Harvey consacra une bonne part de son temps aux affaires militaires. Dans les 24 heures qui suivirent son arrivée, il se trouva mêlé à la querelle frontalière entre le Maine et le Nouveau-Brunswick par suite de l’arrestation d’Ebenezer Greeley, agent recenseur du Maine qui travaillait sur le territoire revendiqué par le gouvernement britannique. Comme le Maine menaçait de riposter en occupant la région contestée, Harvey envoya des troupes à Woodstock et à Grand Falls et visita personnellement la région. Son principal objectif était de dissuader les Américains de continuer leurs empiétements avant que ceux-ci ne mènent à un affrontement qui entraînerait la Grande-Bretagne et les États-Unis dans une nouvelle guerre. La possibilité d’un conflit s’estompa pendant l’automne de 1837, mais dès le printemps suivant le Maine redoubla d’efforts pour établir sa domination sur la région. Harvey se trouvait alors dans une position délicate. À cause des rébellions dans le Haut et le Bas-Canada, le Nouveau-Brunswick n’avait plus de troupes à sa disposition, et le commandant militaire de la région atlantique, sir Colin Campbell*, lui défendit de cantonner celles qui arrivaient en amont de Fredericton, sur la rivière Saint-Jean. Mais, de décembre 1837 au printemps de 1839, Harvey eut la responsabilité d’acheminer par voie de terre cinq régiments et deux compagnies de troupes britanniques au Bas-Canada, et la sécurité de la route devint son principal souci. Pour cette raison, il tenta de réduire les tensions avec le Maine en relâchant Greeley, en entrant personnellement en correspondance avec le gouverneur du Maine, John Fairfield, et en fermant les yeux sur les empiétements du Maine dans la vallée de la rivière Aroostook. En mars 1839, cependant, Harvey jugea qu’une nouvelle démonstration de force était nécessaire ; il envoya de nouveau un détachement britannique dans la région contestée, mais il avertit l’officier responsable de battre en retraite au premier signe de danger réel. Il donna avec empressement son accord à une entente avec le gouverneur du Maine, négociée par le général Winfield Scott, qui représentait le gouvernement fédéral américain, par laquelle il s’engageait à retirer les troupes britanniques si le Maine retirait les siennes.

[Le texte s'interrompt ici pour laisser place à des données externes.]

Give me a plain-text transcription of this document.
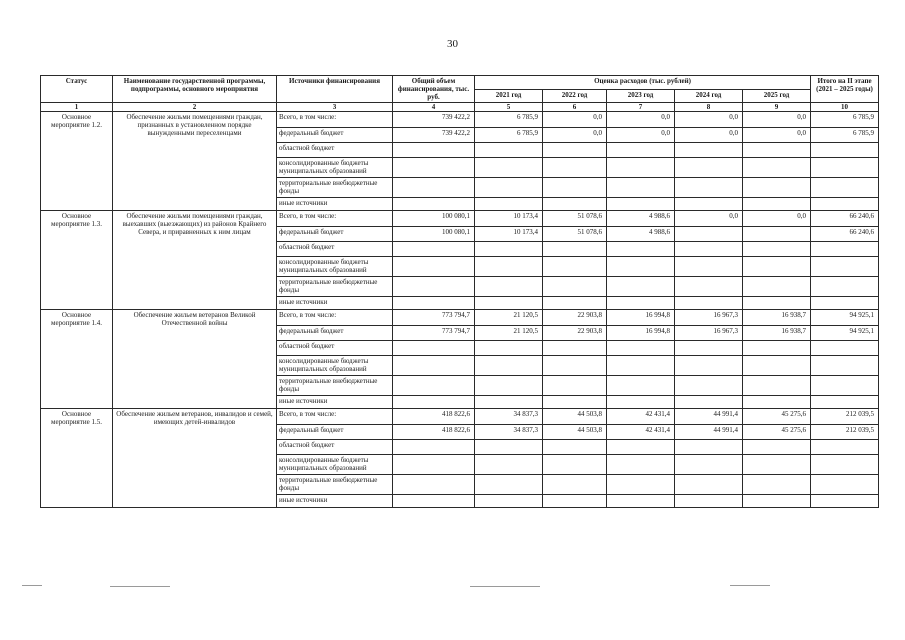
30
Статус	Наименование государственной программы, подпрограммы, основного мероприятия	Источники финансирования	Общий объем финансирования, тыс. руб.	Оценка расходов (тыс. рублей)					Итого на II этапе (2021 – 2025 годы)
				2021 год	2022 год	2023 год	2024 год	2025 год	
1	2	3	4	5	6	7	8	9	10
Основное мероприятие 1.2.	Обеспечение жильми помещениями граждан, признанных в установленном порядке вынужденными переселенцами	Всего, в том числе:	739 422,2	6 785,9	0,0	0,0	0,0	0,0	6 785,9
		федеральный бюджет	739 422,2	6 785,9	0,0	0,0	0,0	0,0	6 785,9
		областной бюджет							
		консолидированные бюджеты муниципальных образований							
		территориальные внебюджетные фонды							
		иные источники							
Основное мероприятие 1.3.	Обеспечение жильми помещениями граждан, выехавших (выезжающих) из районов Крайнего Севера, и приравненных к ним лицам	Всего, в том числе:	100 080,1	10 173,4	51 078,6	4 988,6	0,0	0,0	66 240,6
		федеральный бюджет	100 080,1	10 173,4	51 078,6	4 988,6			66 240,6
		областной бюджет							
		консолидированные бюджеты муниципальных образований							
		территориальные внебюджетные фонды							
		иные источники							
Основное мероприятие 1.4.	Обеспечение жильем ветеранов Великой Отечественной войны	Всего, в том числе:	773 794,7	21 120,5	22 903,8	16 994,8	16 967,3	16 938,7	94 925,1
		федеральный бюджет	773 794,7	21 120,5	22 903,8	16 994,8	16 967,3	16 938,7	94 925,1
		областной бюджет							
		консолидированные бюджеты муниципальных образований							
		территориальные внебюджетные фонды							
		иные источники							
Основное мероприятие 1.5.	Обеспечение жильем ветеранов, инвалидов и семей, имеющих детей-инвалидов	Всего, в том числе:	418 822,6	34 837,3	44 503,8	42 431,4	44 991,4	45 275,6	212 039,5
		федеральный бюджет	418 822,6	34 837,3	44 503,8	42 431,4	44 991,4	45 275,6	212 039,5
		областной бюджет							
		консолидированные бюджеты муниципальных образований							
		территориальные внебюджетные фонды							
		иные источники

En agissant ainsi, Harvey empêcha la « guerre de l’Aroostook » de dégénérer en un affrontement grave, à un moment où la Grande-Bretagne était mal équipée pour cela. Le prestige personnel de Harvey ne fut jamais plus grand que durant cette période. Il avait non seulement pacifié le Nouveau-Brunswick, mais la colonie avait spontanément fourni des hommes et de l’argent pour réprimer les rébellions au Canada. Harvey fut responsable de la mission du Nouveau-Brunswick qui devait rencontrer lord Durham [Lambton*] en 1838, année au cours de laquelle il reçut enfin le titre de chevalier commandeur de l’ordre du Bain, et fut couvert exagérément de louanges dans le rapport Durham. Charles Edward Poulett Thomson*, qui deviendra lord Sydenham, visita le Nouveau-Brunswick en 1840 et décrivit Harvey comme « la perle des gouverneurs civils ». Bien que ses relations avec sir Colin Campbell aient graduellement tourné en hostilités ouvertes, Harvey avait persuadé les autorités militaires à Londres de lui donner le commandement des troupes au Nouveau-Brunswick en juillet 1837, de le faire entrer à l’état-major en tant que major général en novembre, et de lui accorder le salaire et les indemnités en rapport avec son grade en novembre 1839. Harvey remplaça Campbell en tant que commandant des troupes dans les provinces de l’Atlantique en septembre 1840, et il transféra le quartier général au Nouveau-Brunswick.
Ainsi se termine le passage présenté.